Mocanu M M, Baxter G F, Yellon D M
The Hatter Institute, Division of Cardiology, University College Hospitals & Medical School, Grafton Way, London, WC1E 6DE.
Br J Pharmacol. 2000 May;130(2):197-200. doi: 10.1038/sj.bjp.0703336.

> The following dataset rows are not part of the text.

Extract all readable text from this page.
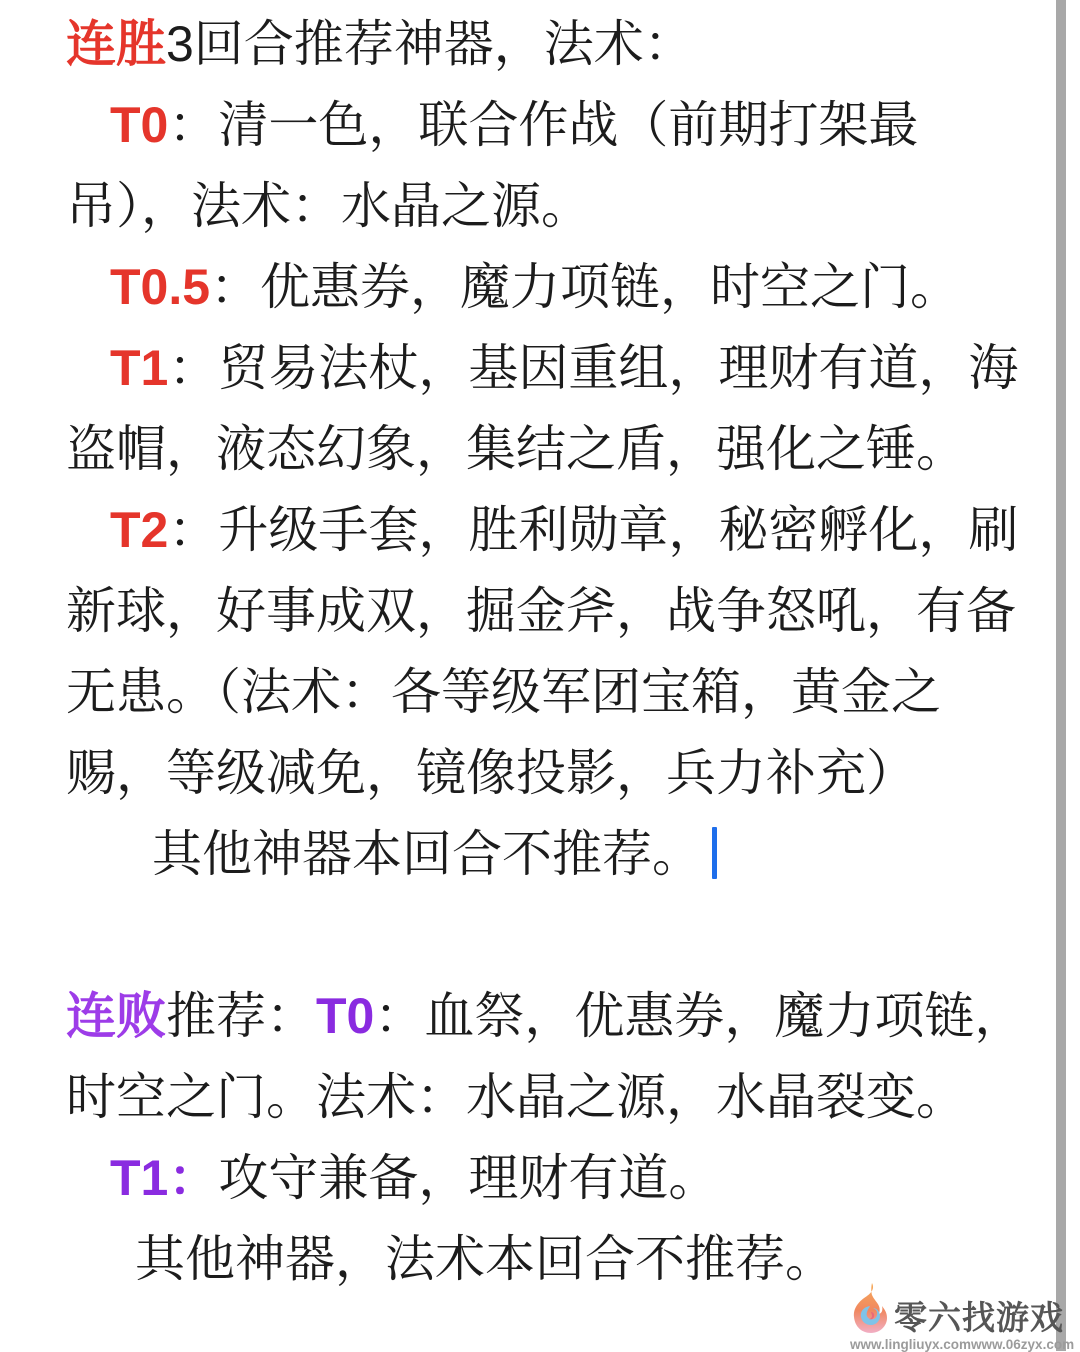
连胜3回合推荐神器，法术：
T0：清一色，联合作战（前期打架最
吊），法术：水晶之源。
T0.5：优惠券，魔力项链，时空之门。
T1：贸易法杖，基因重组，理财有道，海
盗帽，液态幻象，集结之盾，强化之锤。
T2：升级手套，胜利勋章，秘密孵化，刷
新球，好事成双，掘金斧，战争怒吼，有备
无患。（法术：各等级军团宝箱，黄金之
赐，等级减免，镜像投影，兵力补充）
其他神器本回合不推荐。

连败推荐：T0：血祭，优惠券，魔力项链，
时空之门。法术：水晶之源，水晶裂变。
T1：攻守兼备，理财有道。
其他神器，法术本回合不推荐。
零六找游戏
www.lingliuyx.com www.06zyx.com
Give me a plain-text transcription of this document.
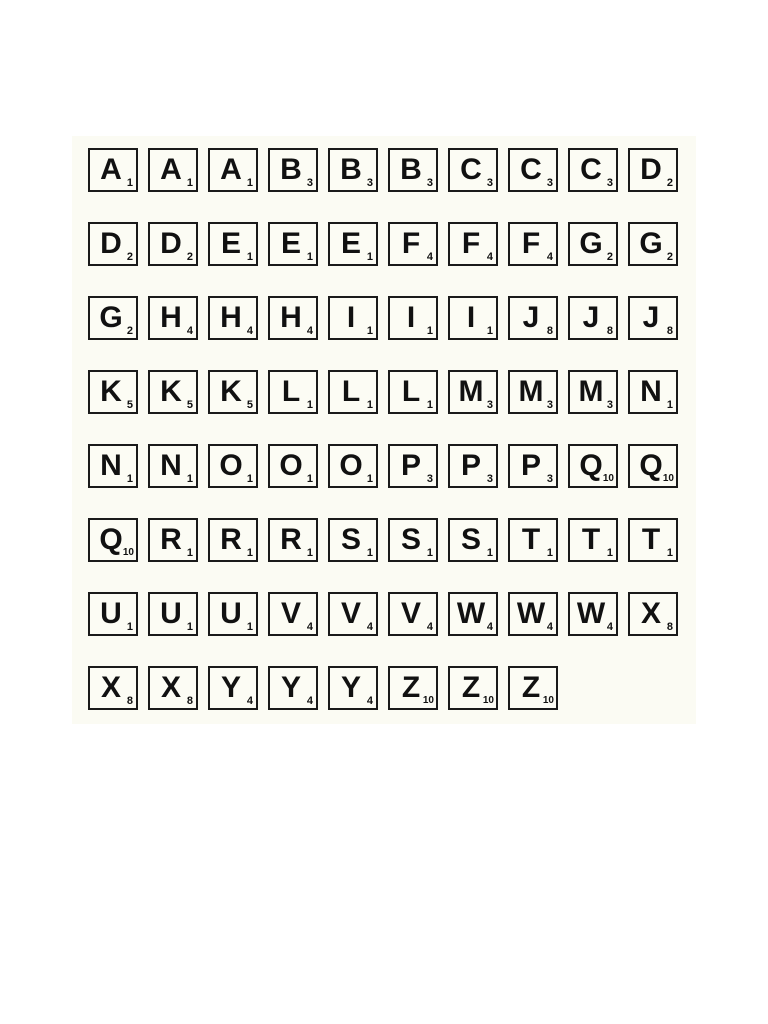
A 1 A 1 A 1 B 3 B 3 B 3 C 3 C 3 C 3 D 2
D 2 D 2 E 1 E 1 E 1 F 4 F 4 F 4 G 2 G 2
G 2 H 4 H 4 H 4	I	1	I	1	I	1 J 8 J 8 J 8
K 5 K 5 K 5 L 1 L 1 L 1 M 3 M 3 M 3 N 1
N 1 N 1 O 1 O 1 O 1 P 3 P 3 P 3 Q 10 Q 10
Q 10 R 1 R 1 R 1 S 1 S 1 S 1 T 1 T 1 T 1
U 1 U 1 U 1 V 4 V 4 V 4 W 4 W 4 W 4 X 8
X 8 X 8 Y 4 Y 4 Y 4 Z 10 Z 10 Z 10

Ischaemia-reperfusion injury causes cell death by both necrosis and apoptosis. Caspase activation is a major event in apoptosis. We therefore examined the effect of caspase inhibitors during reperfusion upon myocardial infarction. Rat isolated hearts were subjected to 35 min coronary occlusion and 120 min reperfusion. Treatment groups were perfused with caspase inhibitors during early reperfusion. We assessed a non-selective caspase inhibitor (Z-VAD. fmk, 0.1 microM), a caspase-8 inhibitor (Z-IETD.fmk, 0.07 microM), a caspase-9 inhibitor (Z-LEHD.fmk, 0.07 microM) and a caspase-3 inhibitor (Ac-DEVD.cmk, 0.07 microM). All caspase inhibitors limited infarct size (infarct-risk ratio per cent: control 38.5+/-2.6; Z-VAD. fmk 24.6+/-3.4; Z-LEHD.fmk 19.3+/-2.4; Z-IETD.fmk 23.0+/-5.4; Ac-DEVD.cmk 27.8+/-3.3; P<0.05 when compared with control value, 1-way ANOVA). We conclude that caspase inhibition during early reperfusion protects myocardium against lethal reperfusion injury.
缺血再灌注损伤通过坏死和凋亡两种方式导致细胞死亡。半胱天冬酶激活是凋亡过程中的一个主要事件。因此,我们研究了再灌注期间半胱天冬酶抑制剂对心肌梗死的影响。将大鼠离体心脏进行35分钟的冠状动脉阻塞和120分钟的再灌注。治疗组在早期再灌注期间用半胱天冬酶抑制剂进行灌注。我们评估了一种非选择性半胱天冬酶抑制剂(Z-VAD.fmk,0.1微摩尔)、一种半胱天冬酶-8抑制剂(Z-IETD.fmk,0.07微摩尔)、一种半胱天冬酶-9抑制剂(Z-LEHD.fmk,0.07微摩尔)和一种半胱天冬酶-3抑制剂(Ac-DEVD.cmk,0.07微摩尔)。所有半胱天冬酶抑制剂均限制了梗死面积(梗死风险比百分比:对照组38.5±2.6;Z-VAD.fmk 24.6±3.4;Z-LEHD.fmk 19.3±2.4;Z-IETD.fmk 23.0±5.4;Ac-DEVD.cmk 27.8±3.3;与对照值相比,P<0.05,单因素方差分析)。我们得出结论,早期再灌注期间抑制半胱天冬酶可保护心肌免受致命的再灌注损伤。